Irimias, bête de scène, instrument de persuasion, grand rhétoricien, fourbe, petit père des peuple sur le retour... La mort d'Estike lui rend grâce, lui qui pourra user de chantage affectif à l'encontre des villageois. Les liens sont prêts à être démantelés, il en aura la tâche. Quelques temps auparavant l'araignée tissait sa toile dans le café du village, pendant que Kelemen proférait une interminable litanie au sujet d'Irimias et que l'instituteur invitait Mme Schmidt pour le fameux tango de Satan. L'insouciance de cette longue séquence musicale ( près d'une demi-heure de métrage, formée des deux superbes compositions de Mihaly Vig ) est puissamment renforcée par sa place dans le film : entre le suicide d'Estike et l'épitaphe assassine d'Irimias le son de l'accordéon, celui de la canne de Futaki frappant le bois d'une table et la logorrhée de Kelemen ménagent une beauté bouleversante, capiteuse, qui met littéralement du baume au coeur. Pourtant Irimias fait chanter à grands coups de belles promesses, étalant les conditions pécuniaires au pied de feu Estike, comme un prix inéluctable à payer pour la culpabilité. Achetant la ferme, expatriant les occupants, Irimias s'est lui-même racheté d'une faute ancestrale : le capitalisme s'installe, impitoyable.

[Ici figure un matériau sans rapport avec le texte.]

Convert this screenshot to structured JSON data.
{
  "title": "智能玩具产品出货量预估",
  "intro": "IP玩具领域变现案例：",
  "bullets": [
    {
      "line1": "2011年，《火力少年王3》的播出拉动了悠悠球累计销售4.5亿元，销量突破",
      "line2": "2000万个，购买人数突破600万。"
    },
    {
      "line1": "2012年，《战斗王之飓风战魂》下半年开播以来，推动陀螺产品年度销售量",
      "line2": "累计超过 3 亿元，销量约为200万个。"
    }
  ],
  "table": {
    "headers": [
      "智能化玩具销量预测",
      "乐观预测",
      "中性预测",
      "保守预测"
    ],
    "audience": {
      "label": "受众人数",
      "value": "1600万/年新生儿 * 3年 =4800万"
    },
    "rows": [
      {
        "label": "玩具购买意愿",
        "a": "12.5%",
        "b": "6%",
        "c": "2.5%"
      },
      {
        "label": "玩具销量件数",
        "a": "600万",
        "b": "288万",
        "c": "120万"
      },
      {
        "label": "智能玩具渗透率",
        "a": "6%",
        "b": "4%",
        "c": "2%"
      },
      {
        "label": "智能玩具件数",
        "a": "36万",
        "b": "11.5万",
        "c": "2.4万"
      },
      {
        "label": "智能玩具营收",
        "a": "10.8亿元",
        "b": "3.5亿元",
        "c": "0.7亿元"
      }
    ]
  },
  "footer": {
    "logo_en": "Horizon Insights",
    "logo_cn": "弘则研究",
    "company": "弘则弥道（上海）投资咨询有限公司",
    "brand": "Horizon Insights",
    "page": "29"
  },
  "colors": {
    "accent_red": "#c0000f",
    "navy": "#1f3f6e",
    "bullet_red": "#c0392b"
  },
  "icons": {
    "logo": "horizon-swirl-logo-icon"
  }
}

Viennent alors deux bureaucrates, l'un tapant à la machine ce que l'autre lui dicte... Rapports fabriqués dans lesquels reviennent les noms des anciens villageois. La machine mitraille des lettres comme autant de rafales, la bande-son amplifiée en témoigne. La séquence, terrible et drôle tout à la fois montre la psychologie grotesque que les deux personnages attribuent aux expatriés. Béla Tarr prouve magistralement qu'il n'a que faire d'une psychologie de bazar, enfermant comiquement les deux bureaucrates dans un mouvement de caméra circulaire, seule manière possible de juger nos deux zigotos, eux-mêmes tout sauf archétypaux. Le cercle va pouvoir se refermer...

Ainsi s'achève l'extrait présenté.